- love in February -
Tak terasa dari pertemuanku dengan Evan sebulan lalu. Membuat hidupku menjadi berubah sedikit demi sedikit. Ada hal yang tidak bisa aku ungkapkan dengan akal. Semua begitu mengalir saja. Rutinitas Evan yang sering menghubungiku terlebih dahulu. Menanyakan kabarku setiap hari. Bahkan terkadang Evan suka bercerita mengenai pekerjaannya yang menurutnya begitu melelahkan. Aku tahu benar, menjadi pengacara itu tidak mudah. Terkadang Evan juga memberikan motivasi untukku dan beberapa nasehat. Rasanya, kami sudah akrab sekali. Aku tahu sekali hobinya. Evan membuka semuanya kepadaku. Bahkan sampau hal terkecil apapun itu.
Lalu, tibalah disebuah malam yang berangin. Aku sedang mendengarkan lagu-lagu favoritku sambil mengerjakan tugas kantorku yang masih menunpuk dimeja kerjaku.

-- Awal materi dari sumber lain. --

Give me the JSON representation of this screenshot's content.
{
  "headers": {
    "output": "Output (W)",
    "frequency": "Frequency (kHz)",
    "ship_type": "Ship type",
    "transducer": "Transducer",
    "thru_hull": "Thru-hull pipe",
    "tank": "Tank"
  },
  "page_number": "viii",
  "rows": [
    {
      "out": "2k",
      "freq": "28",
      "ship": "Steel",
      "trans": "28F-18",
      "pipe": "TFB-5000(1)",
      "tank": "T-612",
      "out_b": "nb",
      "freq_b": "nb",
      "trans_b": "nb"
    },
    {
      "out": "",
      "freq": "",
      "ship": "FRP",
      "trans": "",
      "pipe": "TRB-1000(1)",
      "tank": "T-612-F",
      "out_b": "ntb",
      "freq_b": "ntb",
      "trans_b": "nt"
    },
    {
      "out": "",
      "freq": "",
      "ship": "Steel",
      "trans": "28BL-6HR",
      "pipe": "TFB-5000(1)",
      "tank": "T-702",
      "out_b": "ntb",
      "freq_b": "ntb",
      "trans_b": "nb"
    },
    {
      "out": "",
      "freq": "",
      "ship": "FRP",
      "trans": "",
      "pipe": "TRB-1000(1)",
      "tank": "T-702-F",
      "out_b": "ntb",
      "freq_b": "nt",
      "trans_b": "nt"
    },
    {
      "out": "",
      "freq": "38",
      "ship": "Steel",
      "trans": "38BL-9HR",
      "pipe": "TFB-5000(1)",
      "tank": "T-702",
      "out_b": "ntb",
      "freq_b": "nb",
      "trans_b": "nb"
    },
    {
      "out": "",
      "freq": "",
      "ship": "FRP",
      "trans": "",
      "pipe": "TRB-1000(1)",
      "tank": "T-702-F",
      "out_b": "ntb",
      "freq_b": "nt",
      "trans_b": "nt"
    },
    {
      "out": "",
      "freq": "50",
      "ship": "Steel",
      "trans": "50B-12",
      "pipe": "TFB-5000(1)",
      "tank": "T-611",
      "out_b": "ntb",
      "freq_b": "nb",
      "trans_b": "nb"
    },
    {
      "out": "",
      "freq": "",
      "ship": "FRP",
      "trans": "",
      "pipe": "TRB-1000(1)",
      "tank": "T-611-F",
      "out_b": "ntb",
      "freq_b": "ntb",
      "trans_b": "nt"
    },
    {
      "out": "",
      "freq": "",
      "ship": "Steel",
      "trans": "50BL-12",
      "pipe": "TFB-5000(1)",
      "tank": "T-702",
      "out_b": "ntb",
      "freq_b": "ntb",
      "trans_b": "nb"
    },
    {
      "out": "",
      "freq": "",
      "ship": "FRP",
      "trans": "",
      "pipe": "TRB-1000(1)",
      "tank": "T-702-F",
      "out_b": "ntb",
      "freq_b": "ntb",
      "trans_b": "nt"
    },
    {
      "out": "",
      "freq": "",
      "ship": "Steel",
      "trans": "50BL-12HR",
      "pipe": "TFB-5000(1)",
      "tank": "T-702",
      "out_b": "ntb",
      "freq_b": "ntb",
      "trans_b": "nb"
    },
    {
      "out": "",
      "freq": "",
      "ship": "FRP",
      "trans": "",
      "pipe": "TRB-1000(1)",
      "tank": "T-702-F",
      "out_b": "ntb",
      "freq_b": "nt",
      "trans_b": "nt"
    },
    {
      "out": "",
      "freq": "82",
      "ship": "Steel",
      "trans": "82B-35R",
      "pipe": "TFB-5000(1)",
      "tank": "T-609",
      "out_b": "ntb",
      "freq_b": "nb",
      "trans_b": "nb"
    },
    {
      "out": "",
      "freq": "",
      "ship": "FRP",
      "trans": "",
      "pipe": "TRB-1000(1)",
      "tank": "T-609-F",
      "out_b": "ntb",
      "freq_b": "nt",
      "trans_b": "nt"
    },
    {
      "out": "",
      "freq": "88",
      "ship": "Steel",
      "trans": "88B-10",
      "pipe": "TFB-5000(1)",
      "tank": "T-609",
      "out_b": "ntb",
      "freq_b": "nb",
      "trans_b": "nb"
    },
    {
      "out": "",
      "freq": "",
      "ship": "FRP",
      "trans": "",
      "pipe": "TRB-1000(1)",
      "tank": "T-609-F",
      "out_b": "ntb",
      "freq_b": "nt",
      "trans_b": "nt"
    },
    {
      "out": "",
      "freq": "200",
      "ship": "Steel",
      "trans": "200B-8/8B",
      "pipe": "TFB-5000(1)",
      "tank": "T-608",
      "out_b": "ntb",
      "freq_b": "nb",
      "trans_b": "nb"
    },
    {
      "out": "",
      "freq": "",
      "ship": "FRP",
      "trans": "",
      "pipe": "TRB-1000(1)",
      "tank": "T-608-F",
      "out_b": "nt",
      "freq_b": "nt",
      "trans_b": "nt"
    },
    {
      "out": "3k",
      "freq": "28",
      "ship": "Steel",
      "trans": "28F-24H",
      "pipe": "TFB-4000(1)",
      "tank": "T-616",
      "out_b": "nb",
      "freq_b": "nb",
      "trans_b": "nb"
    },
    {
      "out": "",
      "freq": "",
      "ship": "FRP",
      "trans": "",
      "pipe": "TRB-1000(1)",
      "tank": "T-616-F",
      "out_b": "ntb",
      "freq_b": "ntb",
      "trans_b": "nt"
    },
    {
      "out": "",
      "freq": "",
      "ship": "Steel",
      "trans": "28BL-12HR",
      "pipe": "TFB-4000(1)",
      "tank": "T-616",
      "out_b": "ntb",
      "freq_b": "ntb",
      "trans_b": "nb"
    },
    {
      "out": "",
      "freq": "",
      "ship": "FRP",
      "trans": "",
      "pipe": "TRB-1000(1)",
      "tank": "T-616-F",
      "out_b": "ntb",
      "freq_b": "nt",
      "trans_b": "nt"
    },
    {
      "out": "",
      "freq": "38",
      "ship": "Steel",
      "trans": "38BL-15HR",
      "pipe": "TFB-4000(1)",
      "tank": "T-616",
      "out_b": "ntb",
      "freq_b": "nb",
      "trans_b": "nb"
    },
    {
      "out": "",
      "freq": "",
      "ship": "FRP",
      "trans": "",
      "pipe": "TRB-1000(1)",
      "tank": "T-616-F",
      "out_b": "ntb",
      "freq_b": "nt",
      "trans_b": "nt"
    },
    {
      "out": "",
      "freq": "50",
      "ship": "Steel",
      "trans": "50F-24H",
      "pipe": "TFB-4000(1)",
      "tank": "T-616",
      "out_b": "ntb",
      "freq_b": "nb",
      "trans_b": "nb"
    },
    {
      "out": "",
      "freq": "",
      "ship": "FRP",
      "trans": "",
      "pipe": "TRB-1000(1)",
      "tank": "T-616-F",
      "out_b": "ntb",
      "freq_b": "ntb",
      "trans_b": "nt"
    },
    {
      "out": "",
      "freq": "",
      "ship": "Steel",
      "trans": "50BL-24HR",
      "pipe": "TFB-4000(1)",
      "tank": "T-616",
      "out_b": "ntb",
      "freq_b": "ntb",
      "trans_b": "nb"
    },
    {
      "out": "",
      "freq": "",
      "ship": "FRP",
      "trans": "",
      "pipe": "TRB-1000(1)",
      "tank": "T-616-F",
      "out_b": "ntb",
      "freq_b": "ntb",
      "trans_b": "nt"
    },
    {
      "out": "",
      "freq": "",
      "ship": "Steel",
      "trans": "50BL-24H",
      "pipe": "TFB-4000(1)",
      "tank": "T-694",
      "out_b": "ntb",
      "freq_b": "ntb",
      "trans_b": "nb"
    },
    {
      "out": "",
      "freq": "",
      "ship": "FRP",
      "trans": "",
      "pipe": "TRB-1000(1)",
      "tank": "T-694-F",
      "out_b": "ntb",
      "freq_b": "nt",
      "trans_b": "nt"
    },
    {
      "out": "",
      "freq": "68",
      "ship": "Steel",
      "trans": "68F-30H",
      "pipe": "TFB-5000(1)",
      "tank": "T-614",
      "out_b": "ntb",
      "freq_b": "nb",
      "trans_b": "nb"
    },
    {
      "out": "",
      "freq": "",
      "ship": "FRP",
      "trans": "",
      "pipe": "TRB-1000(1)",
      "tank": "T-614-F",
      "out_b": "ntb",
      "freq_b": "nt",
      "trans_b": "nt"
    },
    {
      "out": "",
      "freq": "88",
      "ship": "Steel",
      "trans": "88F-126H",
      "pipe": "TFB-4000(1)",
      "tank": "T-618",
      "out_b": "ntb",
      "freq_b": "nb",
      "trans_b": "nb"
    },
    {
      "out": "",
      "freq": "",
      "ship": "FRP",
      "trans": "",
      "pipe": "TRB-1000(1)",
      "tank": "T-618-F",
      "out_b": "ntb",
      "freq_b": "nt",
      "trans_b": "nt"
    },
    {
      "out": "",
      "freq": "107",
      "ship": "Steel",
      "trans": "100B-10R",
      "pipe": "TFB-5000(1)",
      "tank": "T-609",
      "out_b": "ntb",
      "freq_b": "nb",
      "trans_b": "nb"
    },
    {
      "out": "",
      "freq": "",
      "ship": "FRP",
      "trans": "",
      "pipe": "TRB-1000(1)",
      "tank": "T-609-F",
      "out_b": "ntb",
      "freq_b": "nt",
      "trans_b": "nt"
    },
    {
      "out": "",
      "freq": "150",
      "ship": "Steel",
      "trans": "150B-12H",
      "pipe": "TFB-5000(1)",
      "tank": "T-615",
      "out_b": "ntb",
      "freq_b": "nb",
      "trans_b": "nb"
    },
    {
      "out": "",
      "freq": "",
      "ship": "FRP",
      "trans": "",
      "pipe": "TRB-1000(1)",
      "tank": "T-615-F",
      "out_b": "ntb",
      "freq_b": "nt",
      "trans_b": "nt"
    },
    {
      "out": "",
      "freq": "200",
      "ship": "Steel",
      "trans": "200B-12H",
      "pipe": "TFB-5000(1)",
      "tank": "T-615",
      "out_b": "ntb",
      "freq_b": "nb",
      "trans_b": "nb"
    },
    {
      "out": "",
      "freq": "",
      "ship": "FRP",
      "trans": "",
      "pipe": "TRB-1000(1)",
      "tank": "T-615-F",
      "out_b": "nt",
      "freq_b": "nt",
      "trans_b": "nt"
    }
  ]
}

Bahkan aku belum kerja pukul 9 malam. Sebuah getaran berasal dari atas meja kerjaku mengusik pekerjaanku. Aku melihat nama yang tertera di layar handphoneku. Evan. Aku langsung menganggkat cepat telponnya.
"Hallo!" Sapaku
"Malam, lagi ngapain kamu, Sei?"
"Aku masih dimeja kerjaku. Dikantor. Tugasku numpuk" keluhku
"Jadi, aku ganggu gak?"
"Eh...gak kok" respek aku langsung menjawabnya tanpa berpikir bahwa kerjaanku masih menunpuk banyak.
"Sudah makan belum. Jangan terlalu diporsir banget kerjanya. Kalau lelah, ya istirahat" perhatian Evan yang seperti ini jarang sekali aku temukan dari teman-teman sekantorku. Aku merasa spesial ketika ngobrol dengan Evan.
"Sudah, kok. Ya, ini juga lagi istirahat"
"Jadi, apa yang bisa aku bantu?"
"Hehehe..bantuin doa aja deh. Semoga tugas ku selesai malam ini"
"Kalau itu selalu aku lakukan kok. Berdoa untukmu" rasanya telingaku sedikit membesar.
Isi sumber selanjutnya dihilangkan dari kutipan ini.